BM25Retriever retriever uses the rank_bm25 package.
pip install -qU rank_bm25
from langchain_community.retrievers import BM25Retriever
Create new retriever with texts
retriever = BM25Retriever.from_texts(["foo", "bar", "world", "hello", "foo bar"])
Create a new retriever with documents
You can now create a new retriever with the documents you created.

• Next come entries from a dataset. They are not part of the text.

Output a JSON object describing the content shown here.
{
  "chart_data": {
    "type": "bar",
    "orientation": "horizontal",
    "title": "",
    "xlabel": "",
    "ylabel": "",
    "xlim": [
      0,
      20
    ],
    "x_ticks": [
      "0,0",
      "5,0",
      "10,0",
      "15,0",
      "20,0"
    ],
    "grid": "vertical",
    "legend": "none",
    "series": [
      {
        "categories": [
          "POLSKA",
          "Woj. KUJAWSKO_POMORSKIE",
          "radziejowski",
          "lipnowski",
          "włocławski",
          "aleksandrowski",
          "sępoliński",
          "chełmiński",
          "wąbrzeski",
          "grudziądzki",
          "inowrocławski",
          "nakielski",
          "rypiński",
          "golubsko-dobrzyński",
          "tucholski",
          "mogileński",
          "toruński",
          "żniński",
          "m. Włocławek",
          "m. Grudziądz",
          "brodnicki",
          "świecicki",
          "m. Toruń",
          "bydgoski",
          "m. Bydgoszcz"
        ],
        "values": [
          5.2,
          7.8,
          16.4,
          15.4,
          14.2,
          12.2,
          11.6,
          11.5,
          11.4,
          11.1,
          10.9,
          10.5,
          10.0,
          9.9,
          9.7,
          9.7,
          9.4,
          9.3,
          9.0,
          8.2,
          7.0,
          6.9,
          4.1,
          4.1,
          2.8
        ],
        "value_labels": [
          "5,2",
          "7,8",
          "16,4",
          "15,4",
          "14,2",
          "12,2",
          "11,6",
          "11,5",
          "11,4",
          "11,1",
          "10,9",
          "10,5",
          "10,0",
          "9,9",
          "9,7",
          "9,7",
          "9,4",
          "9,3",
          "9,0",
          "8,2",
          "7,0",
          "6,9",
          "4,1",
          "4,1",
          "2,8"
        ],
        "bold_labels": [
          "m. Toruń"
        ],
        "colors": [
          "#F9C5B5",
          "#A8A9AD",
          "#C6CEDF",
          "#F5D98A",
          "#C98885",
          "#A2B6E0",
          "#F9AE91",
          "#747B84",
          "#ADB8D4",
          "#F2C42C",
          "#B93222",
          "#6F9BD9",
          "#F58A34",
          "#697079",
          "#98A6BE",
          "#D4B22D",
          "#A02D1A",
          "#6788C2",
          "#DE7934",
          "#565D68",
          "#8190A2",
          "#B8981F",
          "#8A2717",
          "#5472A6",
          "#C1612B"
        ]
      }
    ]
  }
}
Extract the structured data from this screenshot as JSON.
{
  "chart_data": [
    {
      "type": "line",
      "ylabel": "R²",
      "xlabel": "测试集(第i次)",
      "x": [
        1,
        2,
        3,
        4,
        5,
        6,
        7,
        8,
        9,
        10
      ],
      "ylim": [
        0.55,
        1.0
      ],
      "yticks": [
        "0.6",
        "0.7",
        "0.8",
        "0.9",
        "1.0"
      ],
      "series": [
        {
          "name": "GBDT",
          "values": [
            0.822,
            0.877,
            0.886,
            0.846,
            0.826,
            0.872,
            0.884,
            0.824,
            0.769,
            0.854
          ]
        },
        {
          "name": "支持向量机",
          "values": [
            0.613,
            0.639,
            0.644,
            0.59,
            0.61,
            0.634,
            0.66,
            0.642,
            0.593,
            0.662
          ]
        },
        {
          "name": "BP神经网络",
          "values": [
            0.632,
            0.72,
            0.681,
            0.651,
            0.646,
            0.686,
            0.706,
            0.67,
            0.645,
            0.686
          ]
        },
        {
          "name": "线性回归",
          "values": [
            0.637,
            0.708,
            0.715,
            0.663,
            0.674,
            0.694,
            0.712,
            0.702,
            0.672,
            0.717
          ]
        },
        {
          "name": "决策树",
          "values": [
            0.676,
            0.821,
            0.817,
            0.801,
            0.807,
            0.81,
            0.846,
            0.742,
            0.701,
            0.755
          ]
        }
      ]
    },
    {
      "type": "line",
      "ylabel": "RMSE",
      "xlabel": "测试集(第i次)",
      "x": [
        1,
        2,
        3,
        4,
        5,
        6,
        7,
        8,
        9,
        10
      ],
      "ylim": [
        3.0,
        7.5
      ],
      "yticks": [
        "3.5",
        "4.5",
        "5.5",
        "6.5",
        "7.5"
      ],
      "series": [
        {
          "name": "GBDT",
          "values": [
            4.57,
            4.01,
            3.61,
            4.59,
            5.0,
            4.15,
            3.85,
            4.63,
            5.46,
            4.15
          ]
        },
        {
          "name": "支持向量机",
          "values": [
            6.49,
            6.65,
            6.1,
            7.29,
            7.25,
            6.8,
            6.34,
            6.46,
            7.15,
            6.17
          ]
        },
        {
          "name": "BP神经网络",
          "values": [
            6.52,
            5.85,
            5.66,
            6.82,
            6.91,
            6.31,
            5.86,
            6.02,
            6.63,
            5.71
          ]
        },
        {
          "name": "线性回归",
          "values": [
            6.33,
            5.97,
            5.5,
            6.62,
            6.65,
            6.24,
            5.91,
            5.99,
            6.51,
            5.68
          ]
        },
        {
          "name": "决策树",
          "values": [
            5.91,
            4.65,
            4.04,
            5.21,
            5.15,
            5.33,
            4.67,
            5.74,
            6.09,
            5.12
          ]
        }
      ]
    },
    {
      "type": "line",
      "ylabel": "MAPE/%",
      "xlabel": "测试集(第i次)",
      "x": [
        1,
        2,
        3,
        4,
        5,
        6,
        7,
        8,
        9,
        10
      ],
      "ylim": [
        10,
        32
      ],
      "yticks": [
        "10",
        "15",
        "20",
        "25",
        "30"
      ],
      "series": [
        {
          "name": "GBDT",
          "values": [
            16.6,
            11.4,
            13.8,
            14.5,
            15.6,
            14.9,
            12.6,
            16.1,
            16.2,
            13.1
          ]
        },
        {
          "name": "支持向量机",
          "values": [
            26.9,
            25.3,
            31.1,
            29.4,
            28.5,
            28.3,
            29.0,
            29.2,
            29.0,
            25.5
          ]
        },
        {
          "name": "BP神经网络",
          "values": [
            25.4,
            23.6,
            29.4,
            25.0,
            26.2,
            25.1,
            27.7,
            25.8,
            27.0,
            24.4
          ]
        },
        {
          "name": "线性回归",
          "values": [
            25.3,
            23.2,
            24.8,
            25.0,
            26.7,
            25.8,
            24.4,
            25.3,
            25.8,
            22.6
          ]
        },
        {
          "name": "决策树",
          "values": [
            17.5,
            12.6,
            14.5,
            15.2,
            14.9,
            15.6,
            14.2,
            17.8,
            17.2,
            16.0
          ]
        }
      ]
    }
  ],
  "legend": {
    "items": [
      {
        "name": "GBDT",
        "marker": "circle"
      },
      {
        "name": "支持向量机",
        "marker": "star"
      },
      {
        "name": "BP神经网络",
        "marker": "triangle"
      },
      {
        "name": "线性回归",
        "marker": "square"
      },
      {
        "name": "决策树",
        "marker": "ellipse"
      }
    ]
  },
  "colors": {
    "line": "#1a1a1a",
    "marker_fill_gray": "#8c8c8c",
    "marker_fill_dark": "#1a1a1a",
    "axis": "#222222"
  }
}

from langchain_core.documents import Document
retriever = BM25Retriever.from_documents(
[
Document(page_content="foo"),
Document(page_content="bar"),
Document(page_content="world"),
Document(page_content="hello"),
Document(page_content="foo bar"),
]
)
Use retriever
We can now use the retriever!
result = retriever.invoke("foo")
[Document(metadata={}, page_content='foo'),
Document(metadata={}, page_content='foo bar'),
Document(metadata={}, page_content='hello'),
Document(metadata={}, page_content='world')]
Preprocessing function
Pass a custom preprocessing function to the retriever to improve search results. Tokenizing text at the word level can enhance retrieval, especially when using vector stores like Chroma, Pinecone, or Faiss for chunked documents.
import nltk
nltk.download("punkt_tab")
from nltk.tokenize import word_tokenize
retriever = BM25Retriever.from_documents(
[
Document(page_content="foo"),
Document(page_content="bar"),
Document(page_content="world"),
Document(page_content="hello"),
Document(page_content="foo bar"),
],
k=2,
preprocess_func=word_tokenize,
)
result = retriever.invoke("bar")
result
[Document(metadata={}, page_content='bar'),
Document(metadata={}, page_content='foo bar')]
BM25Plus variant
-
BM25Retriever also supports the BM25Plus variant, which is designed to reduce the bias against short documents present in standard BM25.
-
BM25Plus ensures that matched terms always contribute a positive score, which can improve recall for short texts, passages, or chunked documents commonly used in retrieval-augmented generation (RAG) workflows.
By default, BM25Retriever uses standard BM25 (BM25Okapi). BM25Plus must be explicitly enabled.
Example: Using BM25Plus
from langchain_community.retrievers import BM25Retriever
from langchain_core.documents import Document
docs = [
Document(
page_content=(
"LangChain provides tools for building applications with large language models. "
"It supports retrieval augmented generation and agents."
)
),
Document(
page_content="LangChain retrieval augmented generation"
),
]
retriever = BM25Retriever.from_documents(
docs,
bm25_variant="plus",
bm25_params={"delta": 0.5},
)
result = retriever.invoke("retrieval augmented generation")
result
BM25Plus is particularly useful when working with:
- Short documents or passages
- Chunked text in RAG systems
- Corpora with highly variable document lengths
For long-form documents with uniform lengths, standard BM25 may provide slightly higher precision.